Day 10: The Tan Hill Inn to Hardraw


Above picture shows our room – loads of space to spread out
Woke at 6.45,with direct view out of the famously double glazed window onto a fine clear morning. At £30 I was determined to use all of the facilities. So showered, washed clothes in sink, put into a washing machine for 16 minute rinse and spin cycle and then into the tumble drier while we went down for breakfast.
Excellent breakfast, with bacon, egg, hash brown, beans, mushrooms, tomato and a surprise black pudding which arrived ¾ of the Way through the meal. All ably cooked by Darren who has asked for a special mention in the log. Bernard has not planned his walk as well as us and asks about getting a sandwich from the pub. He goes visibly pale when he learns that the packed lunch costs £7.50. Maybe he now regrets sending his black pudding back to the kitchen instead of saving it for later. We give him our malt loaf and tell him there is a laden pear tree near Pasture End.
Simon spends a lot of effort trying to arrange for his bag to be transported to Horton to save him carrying it. He seems to have half an arrangement, that is totally reliant on getting into the Green Dragon bunk room and on them doing bedding. I have to take the stove/pans back and Simon optimistically leaves his pack behind the bar.
We pay the bill, which is large. The spreadsheet is starting to show that the beer bill is pulling ahead of the other budget categories.

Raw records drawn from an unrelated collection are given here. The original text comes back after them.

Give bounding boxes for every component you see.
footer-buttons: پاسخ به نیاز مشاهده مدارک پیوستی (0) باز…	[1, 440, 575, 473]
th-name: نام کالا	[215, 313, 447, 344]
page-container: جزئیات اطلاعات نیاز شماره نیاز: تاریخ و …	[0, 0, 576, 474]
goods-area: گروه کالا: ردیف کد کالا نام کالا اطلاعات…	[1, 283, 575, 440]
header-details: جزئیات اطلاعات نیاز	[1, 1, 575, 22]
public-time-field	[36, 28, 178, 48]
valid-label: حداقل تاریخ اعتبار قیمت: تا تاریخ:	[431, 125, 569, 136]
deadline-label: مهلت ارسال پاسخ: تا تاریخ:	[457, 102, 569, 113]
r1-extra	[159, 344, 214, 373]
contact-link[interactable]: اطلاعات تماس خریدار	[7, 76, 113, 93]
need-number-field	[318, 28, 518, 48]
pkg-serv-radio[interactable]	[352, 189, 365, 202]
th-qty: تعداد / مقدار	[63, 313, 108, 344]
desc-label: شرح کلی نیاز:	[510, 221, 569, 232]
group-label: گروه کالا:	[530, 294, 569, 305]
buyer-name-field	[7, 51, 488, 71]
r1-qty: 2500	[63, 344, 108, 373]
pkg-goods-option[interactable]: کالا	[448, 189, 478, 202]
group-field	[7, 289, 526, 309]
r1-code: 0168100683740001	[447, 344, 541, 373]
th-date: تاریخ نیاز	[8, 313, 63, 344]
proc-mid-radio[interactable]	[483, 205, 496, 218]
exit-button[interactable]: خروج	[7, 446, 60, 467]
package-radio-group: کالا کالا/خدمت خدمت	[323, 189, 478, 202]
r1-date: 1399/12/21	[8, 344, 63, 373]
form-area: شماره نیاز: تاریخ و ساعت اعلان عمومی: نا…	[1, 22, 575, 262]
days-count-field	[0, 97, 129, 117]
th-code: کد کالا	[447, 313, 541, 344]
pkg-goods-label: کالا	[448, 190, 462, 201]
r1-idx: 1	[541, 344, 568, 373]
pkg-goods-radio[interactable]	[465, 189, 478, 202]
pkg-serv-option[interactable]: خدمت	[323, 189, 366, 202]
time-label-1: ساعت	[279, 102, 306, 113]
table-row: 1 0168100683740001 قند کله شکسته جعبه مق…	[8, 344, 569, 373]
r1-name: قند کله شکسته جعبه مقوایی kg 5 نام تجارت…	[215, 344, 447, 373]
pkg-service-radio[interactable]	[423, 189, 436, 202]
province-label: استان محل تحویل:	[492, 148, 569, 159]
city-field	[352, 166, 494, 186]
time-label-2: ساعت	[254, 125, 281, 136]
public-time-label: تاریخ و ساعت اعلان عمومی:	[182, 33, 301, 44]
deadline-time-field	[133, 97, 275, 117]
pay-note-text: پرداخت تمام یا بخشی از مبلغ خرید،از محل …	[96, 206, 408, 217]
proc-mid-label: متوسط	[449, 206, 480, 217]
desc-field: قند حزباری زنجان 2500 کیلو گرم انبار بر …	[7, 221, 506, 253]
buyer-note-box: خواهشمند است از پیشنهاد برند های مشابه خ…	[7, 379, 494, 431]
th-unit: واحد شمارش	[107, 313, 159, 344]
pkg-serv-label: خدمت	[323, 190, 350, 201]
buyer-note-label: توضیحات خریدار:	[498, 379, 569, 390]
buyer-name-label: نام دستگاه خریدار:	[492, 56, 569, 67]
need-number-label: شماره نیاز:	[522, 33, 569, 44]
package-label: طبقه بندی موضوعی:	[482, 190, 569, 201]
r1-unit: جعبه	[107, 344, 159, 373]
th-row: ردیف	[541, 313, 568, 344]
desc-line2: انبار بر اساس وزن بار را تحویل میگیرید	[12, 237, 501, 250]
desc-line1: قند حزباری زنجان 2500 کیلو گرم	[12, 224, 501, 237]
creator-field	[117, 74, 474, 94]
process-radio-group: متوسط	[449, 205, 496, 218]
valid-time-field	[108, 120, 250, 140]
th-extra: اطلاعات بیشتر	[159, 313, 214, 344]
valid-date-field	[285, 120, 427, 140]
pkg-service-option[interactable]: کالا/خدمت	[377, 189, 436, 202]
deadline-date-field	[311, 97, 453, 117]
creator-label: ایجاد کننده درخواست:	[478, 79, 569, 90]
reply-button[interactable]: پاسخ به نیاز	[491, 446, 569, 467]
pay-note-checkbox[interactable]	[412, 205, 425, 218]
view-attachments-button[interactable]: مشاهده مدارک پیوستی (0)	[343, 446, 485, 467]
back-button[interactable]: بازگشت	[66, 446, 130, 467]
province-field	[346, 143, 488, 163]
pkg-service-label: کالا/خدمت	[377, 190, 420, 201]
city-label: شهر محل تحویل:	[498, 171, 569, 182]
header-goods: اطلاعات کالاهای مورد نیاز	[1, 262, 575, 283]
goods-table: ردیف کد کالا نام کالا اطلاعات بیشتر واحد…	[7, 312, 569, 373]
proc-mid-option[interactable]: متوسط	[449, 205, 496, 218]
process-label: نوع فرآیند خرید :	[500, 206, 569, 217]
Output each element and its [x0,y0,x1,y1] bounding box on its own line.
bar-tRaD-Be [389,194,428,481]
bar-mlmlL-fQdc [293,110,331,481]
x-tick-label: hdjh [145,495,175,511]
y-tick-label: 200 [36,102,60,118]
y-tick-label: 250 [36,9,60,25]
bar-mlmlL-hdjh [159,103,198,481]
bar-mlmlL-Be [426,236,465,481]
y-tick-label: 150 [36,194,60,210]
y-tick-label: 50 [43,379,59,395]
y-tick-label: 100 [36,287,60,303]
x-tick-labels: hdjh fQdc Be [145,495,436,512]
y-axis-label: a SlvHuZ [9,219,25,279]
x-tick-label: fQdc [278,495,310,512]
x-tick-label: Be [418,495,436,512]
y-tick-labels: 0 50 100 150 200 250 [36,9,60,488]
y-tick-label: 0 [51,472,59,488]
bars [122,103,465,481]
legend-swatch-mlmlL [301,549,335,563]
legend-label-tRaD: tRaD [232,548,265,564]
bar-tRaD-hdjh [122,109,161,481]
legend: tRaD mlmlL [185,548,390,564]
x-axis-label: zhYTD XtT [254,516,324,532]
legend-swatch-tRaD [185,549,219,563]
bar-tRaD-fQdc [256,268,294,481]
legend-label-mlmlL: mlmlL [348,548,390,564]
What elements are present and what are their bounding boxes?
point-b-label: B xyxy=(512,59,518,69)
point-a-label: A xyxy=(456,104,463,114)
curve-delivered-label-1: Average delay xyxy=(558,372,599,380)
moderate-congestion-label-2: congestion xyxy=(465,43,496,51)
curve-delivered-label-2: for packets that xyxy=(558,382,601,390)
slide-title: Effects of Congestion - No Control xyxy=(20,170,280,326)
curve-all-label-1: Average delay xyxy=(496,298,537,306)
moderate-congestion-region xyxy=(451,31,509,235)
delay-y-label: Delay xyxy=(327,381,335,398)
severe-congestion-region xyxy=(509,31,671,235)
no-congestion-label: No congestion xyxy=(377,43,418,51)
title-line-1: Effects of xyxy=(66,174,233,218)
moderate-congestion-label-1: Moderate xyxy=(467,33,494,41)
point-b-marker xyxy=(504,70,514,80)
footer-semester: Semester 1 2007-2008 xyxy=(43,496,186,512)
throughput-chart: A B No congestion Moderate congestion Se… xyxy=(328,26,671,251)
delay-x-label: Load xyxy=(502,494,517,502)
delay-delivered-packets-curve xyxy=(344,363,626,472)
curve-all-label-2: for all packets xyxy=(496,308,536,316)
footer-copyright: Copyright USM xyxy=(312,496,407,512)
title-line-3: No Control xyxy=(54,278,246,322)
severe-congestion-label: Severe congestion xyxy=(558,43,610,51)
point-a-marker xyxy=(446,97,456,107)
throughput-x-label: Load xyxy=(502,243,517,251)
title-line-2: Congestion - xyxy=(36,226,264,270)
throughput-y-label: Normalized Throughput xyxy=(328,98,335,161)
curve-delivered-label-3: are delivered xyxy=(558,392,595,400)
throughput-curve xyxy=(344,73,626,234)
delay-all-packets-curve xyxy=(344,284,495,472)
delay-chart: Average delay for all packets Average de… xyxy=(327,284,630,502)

Packed up and ready to go by 9.45, another late start. Chilly and breezy, which was tremendously helpful as I nursed my mild hangover. It's always a dangerous sign when I go onto the whisky, but last night did have an air of celebration to it.

Looking back at the pub. Still looks remote, but not as remote as last night
The first 4 miles are downhill to Keld. Before long Great Shunner Fell, our peak de jour, comes into view with Swaledale in front of it:

Swaledale means sheep

....Swaledale  means barns in lush green meadows

....Swaledale means waterfalls

....Swaledale means tea shops
We have cups of tea at Thwaite. Simon has a fish finger bap and I sneakily eat the scones and butter I have brought from Middleton. Simon is having a great day. The lack of rucksack is making a big difference and he is loving having to blag his bag moves

After Thwaite we begin the long gradual ascent of Great Shunner Fell. The path up is excellent, with lots of paved sections. Simon is still working  the phones and manages to get the last available bed in the Green Dragon. Lucky, as his rucksack is stuck at Tan Hill until Saturday.

There is a strong and cold wind on the summit. Not even the quest for historical accuracy will persuade me into shorts for the summit photo. Note how the pile of random rocks has now been transformed into an excellent wind shelter, incorporating the trig point. Thank you Wenseydale Round Table.

There is an equally good path for the long gradual descent to Hardraw. Arrive in Hardraw for 6. I not only have the tent to myself but have the entire campsite to myself

Off to the Green Dragon for beer and food


Met interesting guys up here for some trail biking - one from Belgium the other from Liverpool. Mr Liverpool says that when walking, priority 1 is feet, priority 2 is food. Apparently the gold miners in the Amazon put shampoo into their boots to ward off infection. Paras use talc to ensure dry feet at end of day. Interesting tips
After today, Simon now says that the days are not bad, and the evenings are still great.
Distance walked today: 16 miles
Total distance walked: 162
Distance left: 108 miles

1 comment:

  1. Well done Dave for not being as soft as Simon! Simon your bags are on the way!!